Rapid hair loss may be noticed as a symptom of hyperthyroidism, or hypothyroidism. During a crisis of the body, hair cells may shut down in order to redirect that energy elsewhere. A situation like hormonal changes, poor diet or a nutritional deficiency, a new medication, surgery, or a medical condition can cause rapid hair loss – But one of the most prevalent causes of rapid hair loss is thyroid disease. The following should be considered when dealing with hair loss:
Hair can be a barometer of health, as hair cells are some of the fastest growing cells in the body. Oftentimes the worst symptom of a thyroid problem is hair loss, whether it is through thinning hair, large amounts falling out in the shower or at the sink, or severe changes in the hair’s texture, making it difficult to deal with, tangling it easily.
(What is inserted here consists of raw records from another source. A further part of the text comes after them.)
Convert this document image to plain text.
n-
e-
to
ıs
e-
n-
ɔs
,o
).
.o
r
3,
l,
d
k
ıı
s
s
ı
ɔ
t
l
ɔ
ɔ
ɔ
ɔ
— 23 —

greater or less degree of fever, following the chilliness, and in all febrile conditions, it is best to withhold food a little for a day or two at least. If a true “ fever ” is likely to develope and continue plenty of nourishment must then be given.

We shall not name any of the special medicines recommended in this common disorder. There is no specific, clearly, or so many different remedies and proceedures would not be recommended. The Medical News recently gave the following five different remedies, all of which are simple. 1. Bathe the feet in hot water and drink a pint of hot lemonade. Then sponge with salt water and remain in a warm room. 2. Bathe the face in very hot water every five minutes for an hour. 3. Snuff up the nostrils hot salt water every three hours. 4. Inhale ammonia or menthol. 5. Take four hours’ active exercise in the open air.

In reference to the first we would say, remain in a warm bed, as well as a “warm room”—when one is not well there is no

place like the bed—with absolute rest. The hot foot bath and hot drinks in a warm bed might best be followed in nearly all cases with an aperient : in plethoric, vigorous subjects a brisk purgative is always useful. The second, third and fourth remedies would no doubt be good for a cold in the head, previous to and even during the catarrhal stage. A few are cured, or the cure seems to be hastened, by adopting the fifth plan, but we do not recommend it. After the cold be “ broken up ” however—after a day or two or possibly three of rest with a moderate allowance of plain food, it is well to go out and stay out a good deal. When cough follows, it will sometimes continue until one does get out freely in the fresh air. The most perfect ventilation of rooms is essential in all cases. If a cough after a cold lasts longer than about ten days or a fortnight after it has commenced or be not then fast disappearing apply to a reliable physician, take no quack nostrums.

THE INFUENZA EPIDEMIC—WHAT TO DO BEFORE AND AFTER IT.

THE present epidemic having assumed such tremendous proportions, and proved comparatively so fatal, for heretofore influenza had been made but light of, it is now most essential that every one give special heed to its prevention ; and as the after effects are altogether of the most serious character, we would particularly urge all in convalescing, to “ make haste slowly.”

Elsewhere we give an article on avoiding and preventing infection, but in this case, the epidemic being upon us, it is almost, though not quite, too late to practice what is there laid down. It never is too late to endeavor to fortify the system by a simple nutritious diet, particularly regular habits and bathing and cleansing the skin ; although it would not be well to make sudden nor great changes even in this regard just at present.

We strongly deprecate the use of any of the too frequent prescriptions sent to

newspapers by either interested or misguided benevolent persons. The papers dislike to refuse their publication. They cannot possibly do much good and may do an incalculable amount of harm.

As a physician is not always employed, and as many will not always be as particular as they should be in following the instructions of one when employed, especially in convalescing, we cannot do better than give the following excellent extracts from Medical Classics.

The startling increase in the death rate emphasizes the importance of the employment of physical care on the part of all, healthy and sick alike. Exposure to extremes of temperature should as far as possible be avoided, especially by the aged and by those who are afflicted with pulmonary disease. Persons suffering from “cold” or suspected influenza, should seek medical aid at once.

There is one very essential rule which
Make sure to get an evaluation first, before assuming that it is your thyroid causing the problem. A dermatologist can evaluate your hair loss to rule out certain potential causes, like infection. Make sure to be patient, it may take time after a new treatment is started before you will experience the results you want. The loss will slow down and likely eventually stop if you start a new hyperthyroidism medication, but it can often take a few months before you will see these changes.
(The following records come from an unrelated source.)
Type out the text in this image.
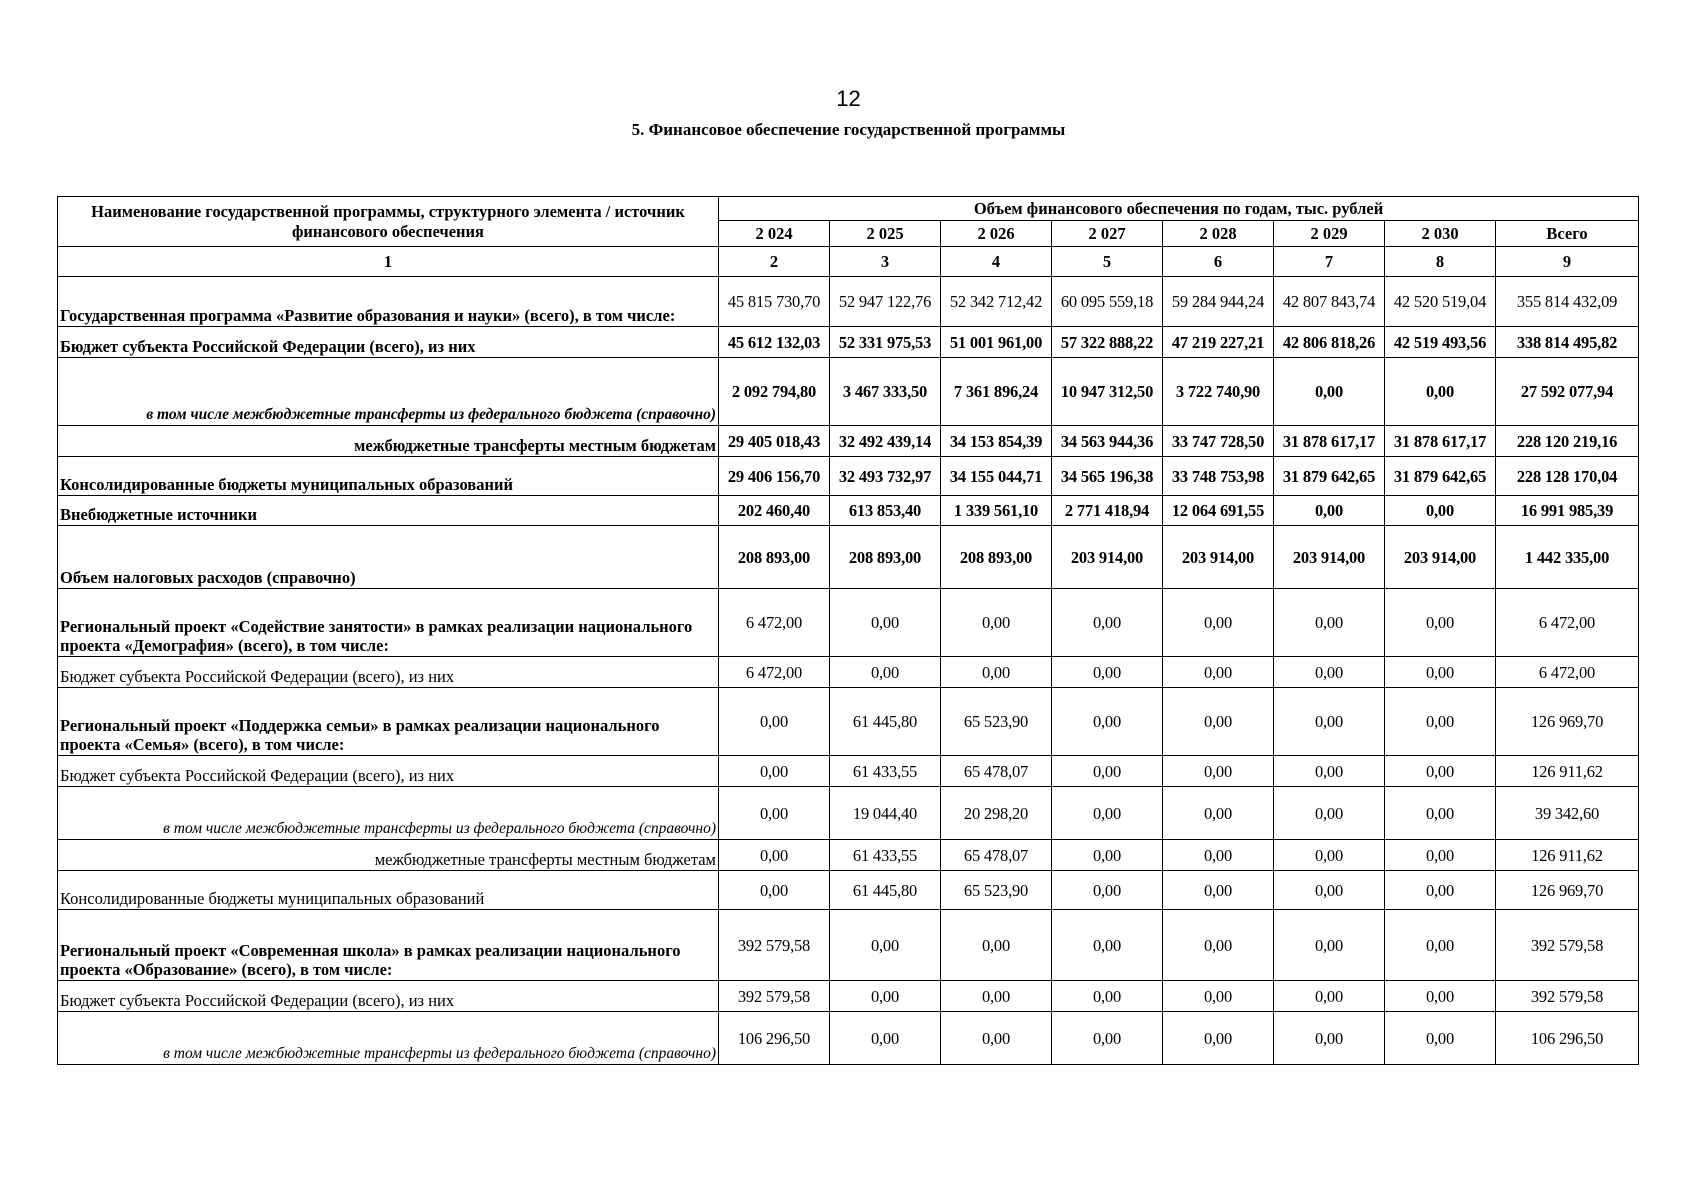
12
5. Финансовое обеспечение государственной программы
Наименование государственной программы, структурного элемента / источник финансового обеспечения	Объем финансового обеспечения по годам, тыс. рублей							
	2 024	2 025	2 026	2 027	2 028	2 029	2 030	Всего
1	2	3	4	5	6	7	8	9
Государственная программа «Развитие образования и науки» (всего), в том числе:	45 815 730,70	52 947 122,76	52 342 712,42	60 095 559,18	59 284 944,24	42 807 843,74	42 520 519,04	355 814 432,09
Бюджет субъекта Российской Федерации (всего), из них	45 612 132,03	52 331 975,53	51 001 961,00	57 322 888,22	47 219 227,21	42 806 818,26	42 519 493,56	338 814 495,82
в том числе межбюджетные трансферты из федерального бюджета (справочно)	2 092 794,80	3 467 333,50	7 361 896,24	10 947 312,50	3 722 740,90	0,00	0,00	27 592 077,94
межбюджетные трансферты местным бюджетам	29 405 018,43	32 492 439,14	34 153 854,39	34 563 944,36	33 747 728,50	31 878 617,17	31 878 617,17	228 120 219,16
Консолидированные бюджеты муниципальных образований	29 406 156,70	32 493 732,97	34 155 044,71	34 565 196,38	33 748 753,98	31 879 642,65	31 879 642,65	228 128 170,04
Внебюджетные источники	202 460,40	613 853,40	1 339 561,10	2 771 418,94	12 064 691,55	0,00	0,00	16 991 985,39
Объем налоговых расходов (справочно)	208 893,00	208 893,00	208 893,00	203 914,00	203 914,00	203 914,00	203 914,00	1 442 335,00
Региональный проект «Содействие занятости» в рамках реализации национального проекта «Демография» (всего), в том числе:	6 472,00	0,00	0,00	0,00	0,00	0,00	0,00	6 472,00
Бюджет субъекта Российской Федерации (всего), из них	6 472,00	0,00	0,00	0,00	0,00	0,00	0,00	6 472,00
Региональный проект «Поддержка семьи» в рамках реализации национального проекта «Семья» (всего), в том числе:	0,00	61 445,80	65 523,90	0,00	0,00	0,00	0,00	126 969,70
Бюджет субъекта Российской Федерации (всего), из них	0,00	61 433,55	65 478,07	0,00	0,00	0,00	0,00	126 911,62
в том числе межбюджетные трансферты из федерального бюджета (справочно)	0,00	19 044,40	20 298,20	0,00	0,00	0,00	0,00	39 342,60
межбюджетные трансферты местным бюджетам	0,00	61 433,55	65 478,07	0,00	0,00	0,00	0,00	126 911,62
Консолидированные бюджеты муниципальных образований	0,00	61 445,80	65 523,90	0,00	0,00	0,00	0,00	126 969,70
Региональный проект «Современная школа» в рамках реализации национального проекта «Образование» (всего), в том числе:	392 579,58	0,00	0,00	0,00	0,00	0,00	0,00	392 579,58
Бюджет субъекта Российской Федерации (всего), из них	392 579,58	0,00	0,00	0,00	0,00	0,00	0,00	392 579,58
в том числе межбюджетные трансферты из федерального бюджета (справочно)	106 296,50	0,00	0,00	0,00	0,00	0,00	0,00	106 296,50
Make sure that you understand the common types of hair loss; general shedding, alopecia and male pattern hair loss (which surprisingly enough, women can get just as easily). General shedding is hair that is lost all throughout the head, especially during a shower or while brushing your hair. Alopecia involves circular patches, and often entails complete loss of hair in these areas. Finally, male (or in many cases female) pattern hair loss is concentrated on the temples and the top of the head, but typically does not move further than those points.